Lawyers for the widow of the man who carried out a deadly attack at a Florida nightclub are urging a judge to release her from jail pending trial on charges she supported her husband's terroristic plans.
Noor Salman's attorneys on Wednesday are expected to argue in an Oakland federal court that the widow is not a threat to public safety or at risk of fleeing. Family members have pledged their homes as collateral.
Salman was arrested in November at her mother's home in Rodeo, California, a San Francisco suburb. She is charged with helping her husband plan his attack of the Pulse nightclub, where he killed 49 people and wounded 53 others.

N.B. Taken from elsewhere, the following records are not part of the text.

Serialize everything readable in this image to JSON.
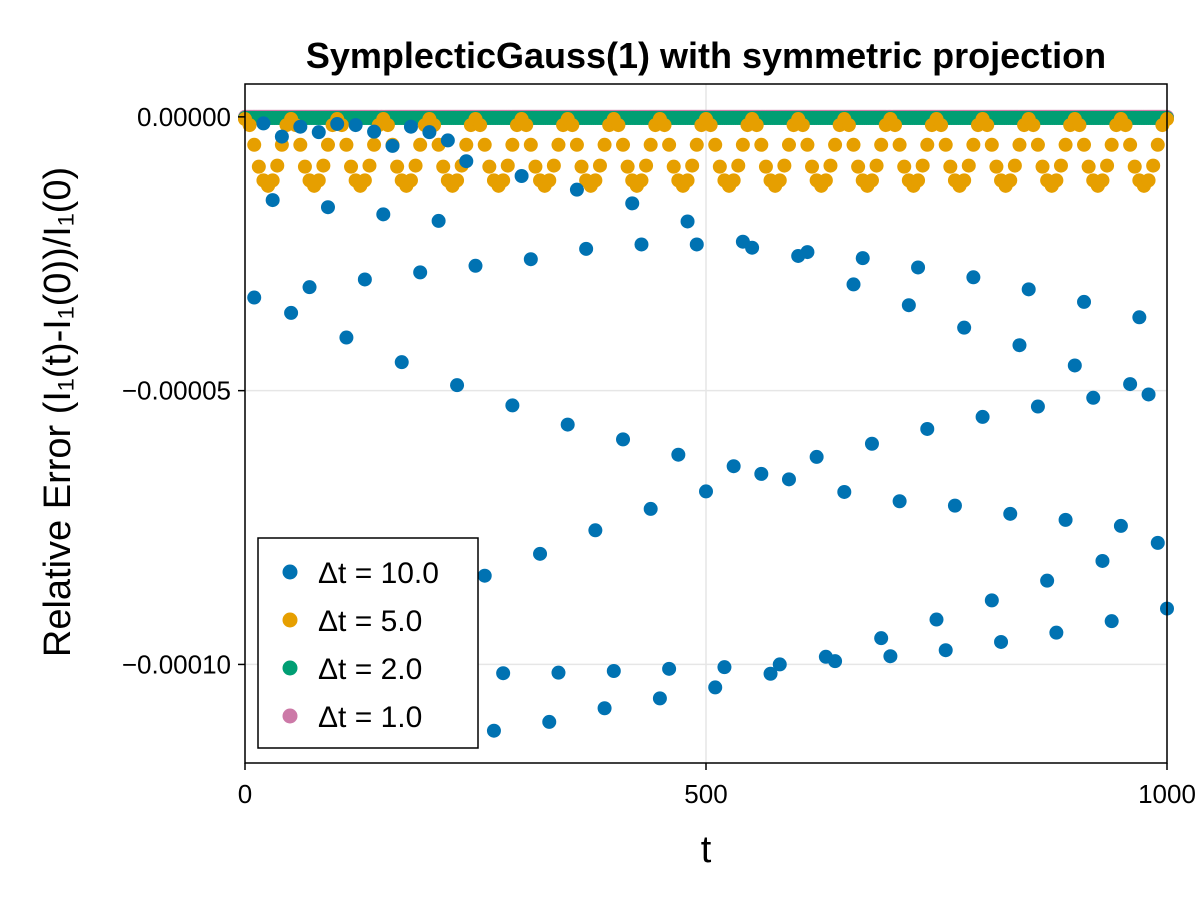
{
  "chart_data": {
    "type": "scatter",
    "title": "SymplecticGauss(1) with symmetric projection",
    "xlabel": "t",
    "ylabel": "Relative Error (I₁(t)-I₁(0))/I₁(0)",
    "xlim": [
      0,
      1000
    ],
    "ylim": [
      -0.000118,
      6e-06
    ],
    "x_ticks": [
      0,
      500,
      1000
    ],
    "x_tick_labels": [
      "0",
      "500",
      "1000"
    ],
    "y_ticks": [
      0,
      -5e-05,
      -0.0001
    ],
    "y_tick_labels": [
      "0.00000",
      "−0.00005",
      "−0.00010"
    ],
    "grid": true,
    "legend_position": "bottom-left",
    "series": [
      {
        "name": "Δt = 10.0",
        "color": "#0072b2",
        "x": [
          10,
          20,
          30,
          40,
          50,
          60,
          70,
          80,
          90,
          100,
          110,
          120,
          130,
          140,
          150,
          160,
          170,
          180,
          190,
          200,
          210,
          220,
          230,
          240,
          250,
          260,
          270,
          280,
          290,
          300,
          310,
          320,
          330,
          340,
          350,
          360,
          370,
          380,
          390,
          400,
          410,
          420,
          430,
          440,
          450,
          460,
          470,
          480,
          490,
          500,
          510,
          520,
          530,
          540,
          550,
          560,
          570,
          580,
          590,
          600,
          610,
          620,
          630,
          640,
          650,
          660,
          670,
          680,
          690,
          700,
          710,
          720,
          730,
          740,
          750,
          760,
          770,
          780,
          790,
          800,
          810,
          820,
          830,
          840,
          850,
          860,
          870,
          880,
          890,
          900,
          910,
          920,
          930,
          940,
          950,
          960,
          970,
          980,
          990,
          1000
        ],
        "y": [
          -3.3e-05,
          -1.2e-06,
          -1.52e-05,
          -3.6e-06,
          -3.58e-05,
          -1.8e-06,
          -3.11e-05,
          -2.8e-06,
          -1.65e-05,
          -1.3e-06,
          -4.03e-05,
          -1.5e-06,
          -2.97e-05,
          -2.7e-06,
          -1.78e-05,
          -5.3e-06,
          -4.48e-05,
          -1.8e-06,
          -2.84e-05,
          -2.8e-06,
          -1.9e-05,
          -4.3e-06,
          -4.9e-05,
          -8.1e-06,
          -2.72e-05,
          -8.38e-05,
          -0.0001121,
          -0.0001016,
          -5.27e-05,
          -1.08e-05,
          -2.6e-05,
          -7.98e-05,
          -0.0001105,
          -0.0001015,
          -5.62e-05,
          -1.33e-05,
          -2.41e-05,
          -7.55e-05,
          -0.000108,
          -0.0001012,
          -5.89e-05,
          -1.58e-05,
          -2.33e-05,
          -7.16e-05,
          -0.0001062,
          -0.0001008,
          -6.17e-05,
          -1.91e-05,
          -2.33e-05,
          -6.84e-05,
          -0.0001042,
          -0.0001005,
          -6.38e-05,
          -2.28e-05,
          -2.39e-05,
          -6.52e-05,
          -0.0001017,
          -0.0001,
          -6.62e-05,
          -2.54e-05,
          -2.47e-05,
          -6.21e-05,
          -9.86e-05,
          -9.94e-05,
          -6.85e-05,
          -3.06e-05,
          -2.58e-05,
          -5.97e-05,
          -9.52e-05,
          -9.85e-05,
          -7.02e-05,
          -3.44e-05,
          -2.75e-05,
          -5.7e-05,
          -9.18e-05,
          -9.74e-05,
          -7.1e-05,
          -3.85e-05,
          -2.93e-05,
          -5.48e-05,
          -8.83e-05,
          -9.59e-05,
          -7.25e-05,
          -4.17e-05,
          -3.15e-05,
          -5.29e-05,
          -8.47e-05,
          -9.42e-05,
          -7.36e-05,
          -4.54e-05,
          -3.38e-05,
          -5.13e-05,
          -8.11e-05,
          -9.21e-05,
          -7.47e-05,
          -4.88e-05,
          -3.66e-05,
          -5.07e-05,
          -7.78e-05,
          -8.98e-05
        ]
      },
      {
        "name": "Δt = 5.0",
        "color": "#e69f00",
        "x": [
          0,
          5,
          10,
          15,
          20,
          25,
          30,
          35,
          40,
          45,
          50,
          55,
          60,
          65,
          70,
          75,
          80,
          85,
          90,
          95,
          100,
          105,
          110,
          115,
          120,
          125,
          130,
          135,
          140,
          145,
          150,
          155,
          160,
          165,
          170,
          175,
          180,
          185,
          190,
          195,
          200,
          205,
          210,
          215,
          220,
          225,
          230,
          235,
          240,
          245,
          250,
          255,
          260,
          265,
          270,
          275,
          280,
          285,
          290,
          295,
          300,
          305,
          310,
          315,
          320,
          325,
          330,
          335,
          340,
          345,
          350,
          355,
          360,
          365,
          370,
          375,
          380,
          385,
          390,
          395,
          400,
          405,
          410,
          415,
          420,
          425,
          430,
          435,
          440,
          445,
          450,
          455,
          460,
          465,
          470,
          475,
          480,
          485,
          490,
          495,
          500,
          505,
          510,
          515,
          520,
          525,
          530,
          535,
          540,
          545,
          550,
          555,
          560,
          565,
          570,
          575,
          580,
          585,
          590,
          595,
          600,
          605,
          610,
          615,
          620,
          625,
          630,
          635,
          640,
          645,
          650,
          655,
          660,
          665,
          670,
          675,
          680,
          685,
          690,
          695,
          700,
          705,
          710,
          715,
          720,
          725,
          730,
          735,
          740,
          745,
          750,
          755,
          760,
          765,
          770,
          775,
          780,
          785,
          790,
          795,
          800,
          805,
          810,
          815,
          820,
          825,
          830,
          835,
          840,
          845,
          850,
          855,
          860,
          865,
          870,
          875,
          880,
          885,
          890,
          895,
          900,
          905,
          910,
          915,
          920,
          925,
          930,
          935,
          940,
          945,
          950,
          955,
          960,
          965,
          970,
          975,
          980,
          985,
          990,
          995,
          1000
        ],
        "y": [
          -4e-07,
          -1.5e-06,
          -5.1e-06,
          -9.1e-06,
          -1.16e-05,
          -1.26e-05,
          -1.16e-05,
          -8.9e-06,
          -5.1e-06,
          -1.5e-06,
          -4e-07,
          -1.5e-06,
          -5.1e-06,
          -9.1e-06,
          -1.16e-05,
          -1.26e-05,
          -1.16e-05,
          -8.9e-06,
          -5.1e-06,
          -1.5e-06,
          -4e-07,
          -1.5e-06,
          -5.1e-06,
          -9.1e-06,
          -1.16e-05,
          -1.26e-05,
          -1.16e-05,
          -8.9e-06,
          -5.1e-06,
          -1.5e-06,
          -4e-07,
          -1.5e-06,
          -5.1e-06,
          -9.1e-06,
          -1.16e-05,
          -1.26e-05,
          -1.16e-05,
          -8.9e-06,
          -5.1e-06,
          -1.5e-06,
          -4e-07,
          -1.5e-06,
          -5.1e-06,
          -9.1e-06,
          -1.16e-05,
          -1.26e-05,
          -1.16e-05,
          -8.9e-06,
          -5.1e-06,
          -1.5e-06,
          -4e-07,
          -1.5e-06,
          -5.1e-06,
          -9.1e-06,
          -1.16e-05,
          -1.26e-05,
          -1.16e-05,
          -8.9e-06,
          -5.1e-06,
          -1.5e-06,
          -4e-07,
          -1.5e-06,
          -5.1e-06,
          -9.1e-06,
          -1.16e-05,
          -1.26e-05,
          -1.16e-05,
          -8.9e-06,
          -5.1e-06,
          -1.5e-06,
          -4e-07,
          -1.5e-06,
          -5.1e-06,
          -9.1e-06,
          -1.16e-05,
          -1.26e-05,
          -1.16e-05,
          -8.9e-06,
          -5.1e-06,
          -1.5e-06,
          -4e-07,
          -1.5e-06,
          -5.1e-06,
          -9.1e-06,
          -1.16e-05,
          -1.26e-05,
          -1.16e-05,
          -8.9e-06,
          -5.1e-06,
          -1.5e-06,
          -4e-07,
          -1.5e-06,
          -5.1e-06,
          -9.1e-06,
          -1.16e-05,
          -1.26e-05,
          -1.16e-05,
          -8.9e-06,
          -5.1e-06,
          -1.5e-06,
          -4e-07,
          -1.5e-06,
          -5.1e-06,
          -9.1e-06,
          -1.16e-05,
          -1.26e-05,
          -1.16e-05,
          -8.9e-06,
          -5.1e-06,
          -1.5e-06,
          -4e-07,
          -1.5e-06,
          -5.1e-06,
          -9.1e-06,
          -1.16e-05,
          -1.26e-05,
          -1.16e-05,
          -8.9e-06,
          -5.1e-06,
          -1.5e-06,
          -4e-07,
          -1.5e-06,
          -5.1e-06,
          -9.1e-06,
          -1.16e-05,
          -1.26e-05,
          -1.16e-05,
          -8.9e-06,
          -5.1e-06,
          -1.5e-06,
          -4e-07,
          -1.5e-06,
          -5.1e-06,
          -9.1e-06,
          -1.16e-05,
          -1.26e-05,
          -1.16e-05,
          -8.9e-06,
          -5.1e-06,
          -1.5e-06,
          -4e-07,
          -1.5e-06,
          -5.1e-06,
          -9.1e-06,
          -1.16e-05,
          -1.26e-05,
          -1.16e-05,
          -8.9e-06,
          -5.1e-06,
          -1.5e-06,
          -4e-07,
          -1.5e-06,
          -5.1e-06,
          -9.1e-06,
          -1.16e-05,
          -1.26e-05,
          -1.16e-05,
          -8.9e-06,
          -5.1e-06,
          -1.5e-06,
          -4e-07,
          -1.5e-06,
          -5.1e-06,
          -9.1e-06,
          -1.16e-05,
          -1.26e-05,
          -1.16e-05,
          -8.9e-06,
          -5.1e-06,
          -1.5e-06,
          -4e-07,
          -1.5e-06,
          -5.1e-06,
          -9.1e-06,
          -1.16e-05,
          -1.26e-05,
          -1.16e-05,
          -8.9e-06,
          -5.1e-06,
          -1.5e-06,
          -4e-07,
          -1.5e-06,
          -5.1e-06,
          -9.1e-06,
          -1.16e-05,
          -1.26e-05,
          -1.16e-05,
          -8.9e-06,
          -5.1e-06,
          -1.5e-06,
          -4e-07,
          -1.5e-06,
          -5.1e-06,
          -9.1e-06,
          -1.16e-05,
          -1.26e-05,
          -1.16e-05,
          -8.9e-06,
          -5.1e-06,
          -1.5e-06,
          -4e-07
        ]
      },
      {
        "name": "Δt = 2.0",
        "color": "#009e73",
        "x_range": [
          0,
          1000,
          2
        ],
        "y_constant": -2e-07
      },
      {
        "name": "Δt = 1.0",
        "color": "#cc79a7",
        "x_range": [
          0,
          1000,
          1
        ],
        "y_constant": 0
      }
    ]
  }
}
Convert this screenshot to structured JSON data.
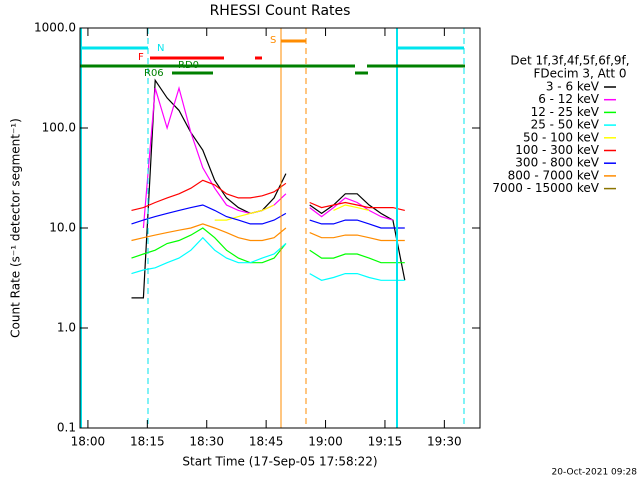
{
  "chart_data": {
    "type": "line",
    "title": "RHESSI Count Rates",
    "xlabel": "Start Time (17-Sep-05 17:58:22)",
    "ylabel": "Count Rate (s⁻¹ detector segment⁻¹)",
    "log_y": true,
    "x": [
      "18:11",
      "18:14",
      "18:17",
      "18:20",
      "18:23",
      "18:26",
      "18:29",
      "18:32",
      "18:35",
      "18:38",
      "18:41",
      "18:44",
      "18:47",
      "18:50",
      "18:53",
      "18:56",
      "18:59",
      "19:02",
      "19:05",
      "19:08",
      "19:11",
      "19:14",
      "19:17",
      "19:20"
    ],
    "xlim": [
      "17:58",
      "19:39"
    ],
    "xticks": [
      "18:00",
      "18:15",
      "18:30",
      "18:45",
      "19:00",
      "19:15",
      "19:30"
    ],
    "ylim": [
      0.1,
      1000
    ],
    "yticks": [
      {
        "value": 0.1,
        "label": "0.1"
      },
      {
        "value": 1,
        "label": "1.0"
      },
      {
        "value": 10,
        "label": "10.0"
      },
      {
        "value": 100,
        "label": "100.0"
      },
      {
        "value": 1000,
        "label": "1000.0"
      }
    ],
    "legend_header": [
      "Det 1f,3f,4f,5f,6f,9f,",
      "FDecim 3, Att 0"
    ],
    "series": [
      {
        "name": "3 - 6 keV",
        "color": "#000000",
        "values": [
          2,
          2,
          300,
          200,
          150,
          90,
          60,
          30,
          20,
          16,
          14,
          15,
          20,
          35,
          null,
          17,
          14,
          17,
          22,
          22,
          17,
          14,
          12,
          3
        ]
      },
      {
        "name": "6 - 12 keV",
        "color": "#ff00ff",
        "values": [
          null,
          10,
          250,
          100,
          250,
          90,
          40,
          25,
          17,
          15,
          14,
          15,
          17,
          22,
          null,
          16,
          13,
          16,
          20,
          18,
          15,
          13,
          12,
          null
        ]
      },
      {
        "name": "12 - 25 keV",
        "color": "#00ff00",
        "values": [
          5,
          5.5,
          6,
          7,
          7.5,
          8.5,
          10,
          8,
          6,
          5,
          4.5,
          4.5,
          5,
          7,
          null,
          6,
          5,
          5,
          5.5,
          5.5,
          5,
          4.5,
          4.5,
          4.5
        ]
      },
      {
        "name": "25 - 50 keV",
        "color": "#00ffff",
        "values": [
          3.5,
          3.8,
          4,
          4.5,
          5,
          6,
          8,
          6,
          5,
          4.5,
          4.5,
          5,
          5.5,
          7,
          null,
          3.5,
          3,
          3.2,
          3.5,
          3.5,
          3.2,
          3,
          3,
          3
        ]
      },
      {
        "name": "50 - 100 keV",
        "color": "#ffff00",
        "values": [
          null,
          null,
          null,
          null,
          null,
          null,
          null,
          12,
          12,
          13,
          14,
          15,
          17,
          null,
          null,
          null,
          null,
          15,
          17,
          16,
          15,
          null,
          null,
          null
        ]
      },
      {
        "name": "100 - 300 keV",
        "color": "#ff0000",
        "values": [
          15,
          16,
          18,
          20,
          22,
          25,
          30,
          27,
          22,
          20,
          20,
          21,
          23,
          28,
          null,
          18,
          16,
          17,
          18,
          17,
          16,
          16,
          16,
          15
        ]
      },
      {
        "name": "300 - 800 keV",
        "color": "#0000ff",
        "values": [
          11,
          12,
          13,
          14,
          15,
          16,
          17,
          15,
          13,
          12,
          11,
          11,
          12,
          14,
          null,
          12,
          11,
          11,
          12,
          12,
          11,
          10,
          10,
          10
        ]
      },
      {
        "name": "800 - 7000 keV",
        "color": "#ff8c00",
        "values": [
          7.5,
          8,
          8.5,
          9,
          9.5,
          10,
          11,
          10,
          9,
          8,
          7.5,
          7.5,
          8,
          10,
          null,
          9,
          8,
          8,
          8.5,
          8.5,
          8,
          7.5,
          7.5,
          7.5
        ]
      },
      {
        "name": "7000 - 15000 keV",
        "color": "#8b7500",
        "values": [
          null,
          null,
          null,
          null,
          null,
          null,
          null,
          null,
          null,
          null,
          null,
          null,
          null,
          null,
          null,
          null,
          null,
          null,
          null,
          null,
          null,
          null,
          null,
          null
        ]
      }
    ],
    "flags": [
      "N",
      "S",
      "F",
      "RD0",
      "R06"
    ],
    "footer": "20-Oct-2021 09:28"
  }
}
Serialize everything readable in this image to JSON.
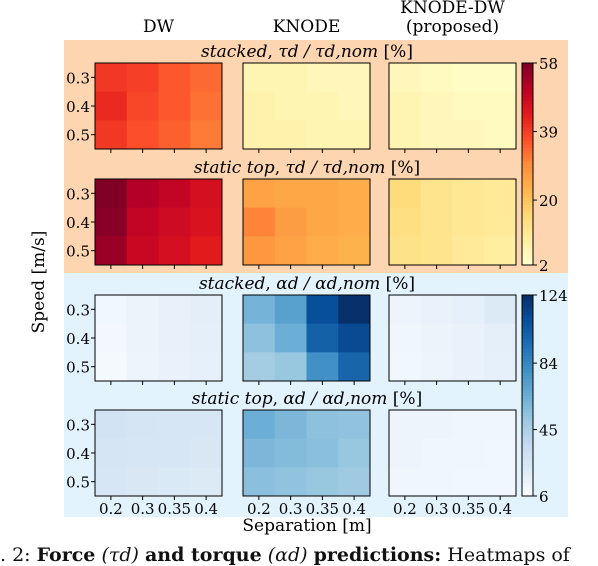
{
  "chart_data": {
    "type": "heatmap",
    "columns": [
      "DW",
      "KNODE",
      "KNODE-DW\n(proposed)"
    ],
    "ylabel": "Speed [m/s]",
    "xlabel": "Separation [m]",
    "x_ticks": [
      "0.2",
      "0.3",
      "0.35",
      "0.4"
    ],
    "y_ticks": [
      "0.3",
      "0.4",
      "0.5"
    ],
    "groups": [
      {
        "name": "torque",
        "background": "#fdd5b1",
        "colormap": "YlOrRd",
        "vmin": 2,
        "vmax": 58,
        "colorbar_ticks": [
          "58",
          "39",
          "20",
          "2"
        ],
        "colorbar_tick_values": [
          58,
          39,
          20,
          2
        ],
        "rows": [
          {
            "title": "stacked, τd / τd,nom [%]",
            "title_italic": "stacked",
            "title_math": "τd / τd,nom",
            "title_unit": "[%]",
            "grids": [
              [
                [
                  40,
                  39,
                  36,
                  34
                ],
                [
                  42,
                  38,
                  36,
                  33
                ],
                [
                  40,
                  37,
                  35,
                  32
                ]
              ],
              [
                [
                  6,
                  6,
                  5,
                  5
                ],
                [
                  7,
                  6,
                  6,
                  5
                ],
                [
                  7,
                  7,
                  6,
                  6
                ]
              ],
              [
                [
                  5,
                  4,
                  3,
                  3
                ],
                [
                  6,
                  5,
                  4,
                  4
                ],
                [
                  6,
                  5,
                  5,
                  4
                ]
              ]
            ]
          },
          {
            "title": "static top, τd / τd,nom [%]",
            "title_italic": "static top",
            "title_math": "τd / τd,nom",
            "title_unit": "[%]",
            "grids": [
              [
                [
                  58,
                  52,
                  50,
                  47
                ],
                [
                  57,
                  50,
                  48,
                  46
                ],
                [
                  55,
                  49,
                  47,
                  44
                ]
              ],
              [
                [
                  26,
                  25,
                  25,
                  24
                ],
                [
                  31,
                  27,
                  25,
                  24
                ],
                [
                  28,
                  26,
                  24,
                  23
                ]
              ],
              [
                [
                  15,
                  12,
                  11,
                  10
                ],
                [
                  14,
                  12,
                  11,
                  10
                ],
                [
                  13,
                  12,
                  10,
                  9
                ]
              ]
            ]
          }
        ]
      },
      {
        "name": "force",
        "background": "#e3f3fd",
        "colormap": "Blues",
        "vmin": 6,
        "vmax": 124,
        "colorbar_ticks": [
          "124",
          "84",
          "45",
          "6"
        ],
        "colorbar_tick_values": [
          124,
          84,
          45,
          6
        ],
        "rows": [
          {
            "title": "stacked, αd / αd,nom [%]",
            "title_italic": "stacked",
            "title_math": "αd / αd,nom",
            "title_unit": "[%]",
            "grids": [
              [
                [
                  10,
                  13,
                  15,
                  18
                ],
                [
                  9,
                  13,
                  15,
                  17
                ],
                [
                  8,
                  12,
                  14,
                  16
                ]
              ],
              [
                [
                  62,
                  72,
                  110,
                  124
                ],
                [
                  55,
                  65,
                  102,
                  112
                ],
                [
                  48,
                  52,
                  80,
                  100
                ]
              ],
              [
                [
                  12,
                  14,
                  16,
                  22
                ],
                [
                  11,
                  13,
                  14,
                  17
                ],
                [
                  10,
                  12,
                  14,
                  16
                ]
              ]
            ]
          },
          {
            "title": "static top, αd / αd,nom [%]",
            "title_italic": "static top",
            "title_math": "αd / αd,nom",
            "title_unit": "[%]",
            "grids": [
              [
                [
                  28,
                  26,
                  25,
                  25
                ],
                [
                  26,
                  25,
                  25,
                  24
                ],
                [
                  25,
                  24,
                  23,
                  22
                ]
              ],
              [
                [
                  65,
                  60,
                  55,
                  54
                ],
                [
                  60,
                  58,
                  56,
                  52
                ],
                [
                  56,
                  54,
                  52,
                  50
                ]
              ],
              [
                [
                  12,
                  12,
                  11,
                  11
                ],
                [
                  12,
                  11,
                  11,
                  10
                ],
                [
                  11,
                  11,
                  10,
                  10
                ]
              ]
            ]
          }
        ]
      }
    ]
  },
  "caption": {
    "prefix": ". 2: ",
    "bold_text": "Force",
    "math_force": "(τd)",
    "and_text": "and torque",
    "math_torque": "(αd)",
    "bold_end": "predictions:",
    "rest": "Heatmaps of"
  }
}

Attorney Haitham Amin said prosecutors have yet to turn over to Salman's legal team much of the evidence they have collected to make their case. Amin and court papers filed Tuesday by Salman's lead attorney Charles Swift say it appears Salman is charged with being present when her husband was making plans to attack the nightclub.
In particular, Swift cites media accounts reporting that Salman accompanied Mateen on a "scouting trip'' in a car to the nightclub in the days before the attack and that she was with her husband when he purchased ammunition at a Walmart near their Fort Pierce home.
Swift wrote "the evidence will show that the purported scouting trip occurred while the family was on their way home from babysitting the children of a relative, that Mateen chose to drive into Orlando and to pass by the Pulse Night Club, and that Noor, who did not possess a driver's license at the time, was at most a reluctant passenger who wanted to go home."
Federal authorities arrested Salman in November at her mother's suburban San Francisco home and charged her with aiding Mateen's support of the Islamic State and then lying to FBI agents and police investigating the Orlando, Florida nightclub attack.
Salman has pleaded not guilty and is scheduled to appear in federal court Wednesday in Oakland, California.
Salman and Mateen lived with their 3-year-old son in nearby Fort Pierce, Florida before the attack. Salman and her son moved in with an aunt in Mississippi immediately after the attacks before settling with her mother in her hometown of Rodeo, California, about 25 miles east of San Francisco.
Details of the charges remained under seal Tuesday and the U.S. Attorney's office in San Francisco did not return phone calls from The Associated Press.
Mateen told her he needed the ammo for his job as a security guard when she asked him about buying the ammunition, the court filing said.
"Although Noor may have been present when Mateen was possibly making preparations, mere presence alone is insufficient to establish aiding and abetting,'' Swift wrote.